Coronavirus and China dependency

"[A] passionate attachment of one Nation for another produces a variety of evils," said George Washington in his Farewell Address.  "The Nation, which indulges towards another an ... habitual fondness, is in some degree a slave.  It is a slave ... to its affection ... which is sufficient to lead it astray from its duty and its interest."

It is a message that has long since been forgotten in the long history of the United States.  Foreign entanglements have become common, with outdated diplomatic alliances refusing to be revoked, even as the common man suffers.  The U.S. dependency on China is one such example.  With millions of jobs having been sacrificed for cheap imports, American blue-collar workers have taken the brunt of this unequal trade alliance, an unspoken deal since China was admitted into the World Trade Organization in 2001.  China has exploited the larger world market while simultaneously shunning WTO guidelines, issuing non-tariff barriers to minimize foreign influence in its domestic markets.

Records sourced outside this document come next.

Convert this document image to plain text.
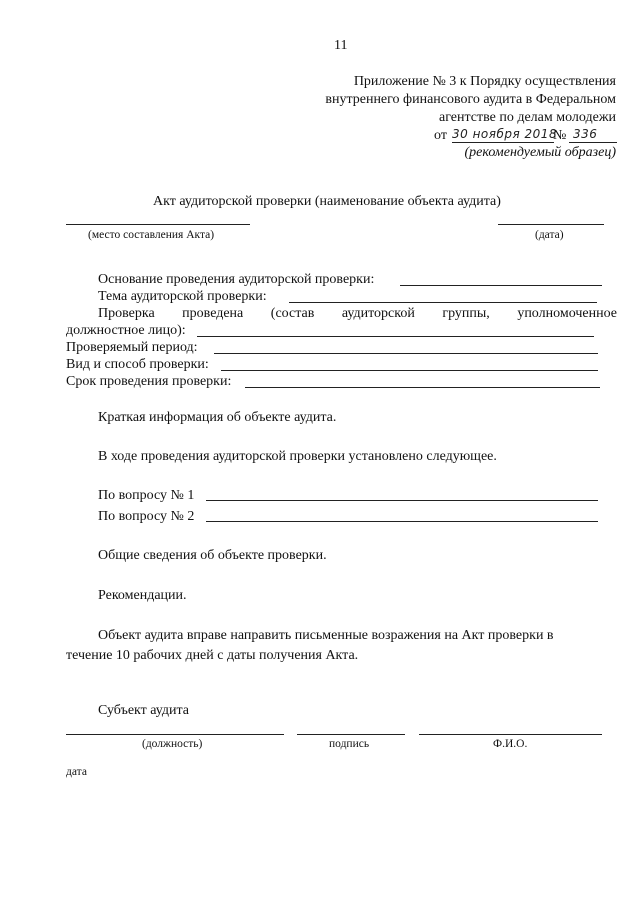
11
Приложение № 3 к Порядку осуществления
внутреннего финансового аудита в Федеральном
агентстве по делам молодежи
от 30 ноября 2018
№ 336
(рекомендуемый образец)
Акт аудиторской проверки (наименование объекта аудита)
(место составления Акта)	(дата)
Основание проведения аудиторской проверки:
Тема аудиторской проверки:
Проверка проведена (состав аудиторской группы, уполномоченное
должностное лицо):
Проверяемый период:
Вид и способ проверки:
Срок проведения проверки:
Краткая информация об объекте аудита.
В ходе проведения аудиторской проверки установлено следующее.
По вопросу № 1
По вопросу № 2
Общие сведения об объекте проверки.
Рекомендации.
Объект аудита вправе направить письменные возражения на Акт проверки в
течение 10 рабочих дней с даты получения Акта.
Субъект аудита
(должность)	подпись	Ф.И.О.
дата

The rapid spread of COVID-19, colloquially known as the coronavirus, has put focus on how strong dependency on a foreign nation can suddenly yield a black swan event.

Napoleon infamously said, "Let China sleep; when she wakes, she will shake the world."  The coronavirus, an export of China, has shaken the world.  It has pummeled the stock market, causing unpredictable fluctuations that day traders have been scrambling to conquer.  Fear of traveling is ubiquitous, and airlines and cruise ships are struggling to remain profitable.  Consumers aren't consuming, save for hand-sanitizer and protective masks.

Even The Economist, the magazine founded in 1843 to promote free trade, has written of the wariness growing toward China concerning outsourcing the supply chain for production of pharmaceuticals in an article titled "Covid-19 is teaching hard lessons about China-only supply chains."  The article quotes those who have expressed their discontent with China's role as a growing hegemonic power, such as Pentagon official Christopher Priest, who said that "the national-security risks of increased Chinese dominance of the global API [active pharmaceutical ingredient] market cannot be overstated."

Ninety-seven percent of antibiotics used in the U.S. are imported from China, according to a study from the Department of Commerce.  And it isn't just the U.S. that depends on China for medicine; the Eastern Dragon is responsible for 20 percent of API production worldwide.  Contaminated drugs have been exported from China in the past.  For example, 246 people died in the years 2007–2008 due to the blood-thinner heparin being contaminated.  Cheap imports come with poor quality control.

Factories in China have been forced to shut down in attempts to restrain the virus.  Drug prices can easily rise if the virus continues to affect production.  A survey among pharmaceutical professionals revealed that 85 percent expect disruptions in the supply chain due to the outbreak.

There is also a moral consideration when deciding to outsource to China.  There is irony in the fact that many of these Chinese workers make less than a dollar an hour in poor working environments, to the point where they attempt suicide by leaping from windows, while the medicine they manufacture is meant to heal.  Many lawmakers see no problem with this situation.

Failed Democratic presidential candidate Michael Bloomberg wrote in the Financial Times that growth in China "creates jobs for our export producers."  That may be so, but according to the Economic Policy Institute, there have been overwhelming job losses due to trade with China since 2001.  Every state in the U.S. has been affected, with 3.4 million jobs lost.  Bloomberg also claimed that China is forced to "act responsibly," because of trade, in areas like "climate change."  Apparently, the Communist Party of China hasn't gotten the memo from Bloomberg since the time he wrote the article in 2007, as anyone can witness if he traverses smog-filled Beijing.  The Chinese do not care about environmental protection, as evidenced by their CO2 pollution being higher than the U.S. and Europe added together.

Why continue to view unmitigated free trade with China as beneficial for the U.S.?

"China is not our friend," tweeted Trump.  "They are not our ally.  They want to overtake us, and if we don't get smart and tough soon, they will."  This was in 2013, and what he said then is still applicable today.  His steel tariffs have proven to be a step in the right direction, which becomes clear when seeing how our imports from China decreased in 2019 by $87 billion, a decrease that hasn't been seen in 30 years.

Because China subsidizes many of its factories to undersell foreign markets, even while said factories are operating at a loss, unless America takes an active stance to protect and expand the pharmaceutical industry and others at home, we will always be a slave to foreign powers.  As is written in Proverbs, "the borrower is the slave of the lender," and China's appropriation of our debts has given it too much leverage over our commercial policy.